Julianne Moore Reveals How Sandy Hook Changed Her Views On Guns

"I don’t ever want to have to explain another Newtown to my kids, and neither should you."
Actress Julianne Moore is encouraging people to join Everytown for Gun Safety.
Actress Julianne Moore is encouraging people to join Everytown for Gun Safety.
Hannibal Hanschke / Reuters

Actress Julianne Moore wrote in Lenny Letter about her experience talking with her daughter about the Sandy Hook shooting, and how it changed her views on gun control.

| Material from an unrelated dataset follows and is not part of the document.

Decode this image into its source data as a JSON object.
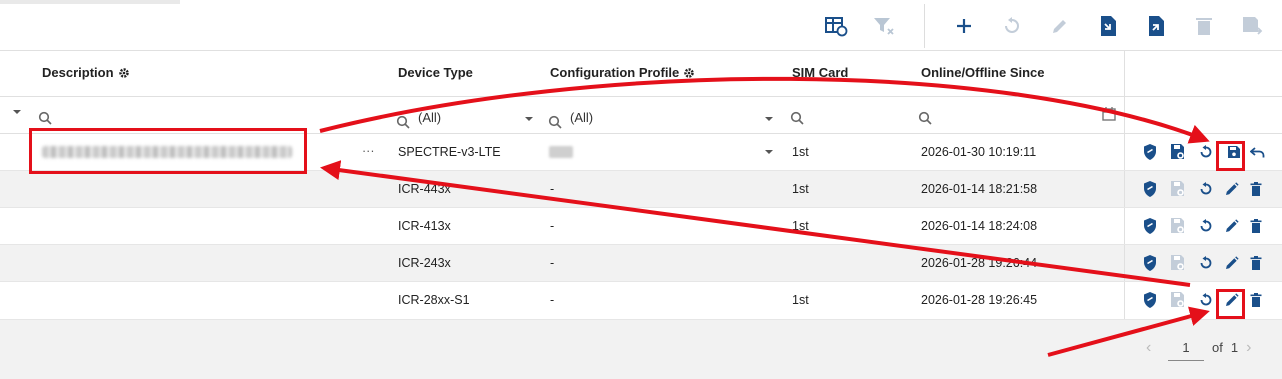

"I don’t ever want to have to explain another Newtown to my kids, and neither should you," Moore said in the newsletter, which was launched with young women in mind by HBO's "Girls" creator Lena Dunham and her co-producer Jenni Konner in July 2015.

Moore wrote that on the day 20 children and six adults were shot and killed at Sandy Hook Elementary School in Connecticut, she tried to keep the news from her young daughter, turning off all media and asking the crew on her film set to refrain from discussing the news. But her daughter found out anyway, thanks to her smartphone.

"At that moment, it felt ridiculous to me, and irresponsible as a parent and as a citizen, that I was not doing something to prevent gun violence," Moore wrote. "Simply keeping the news away from my child was putting my head in the sand. I wasn’t helping her, or anyone else, by doing that."

In her essay, Moore encouraged people to join Everytown for Gun Safety, a gun safety advocacy group co-founded by former New York City Mayor Michael Bloomberg. Other celebrities that have teamed up with Everytown include comedian Amy Schumer and actresses Sofia Vergara and Jennifer Aniston.

Moore also said she asked others to join the Everytown Creative Council, "a bunch of actors and artists eager to spread the word and take action against gun violence."

"Where guns are concerned, it is not a good-guy-versus-bad-guy argument. It should not be a partisan argument. It should not be a pro-gun-versus-anti-gun argument. It is not an argument about our Constitution," she wrote. "The Second Amendment protects the right of a United States citizen to bear arms. But a gun is a machine. And if you choose to bear arms, you have a responsibility to bear them safely."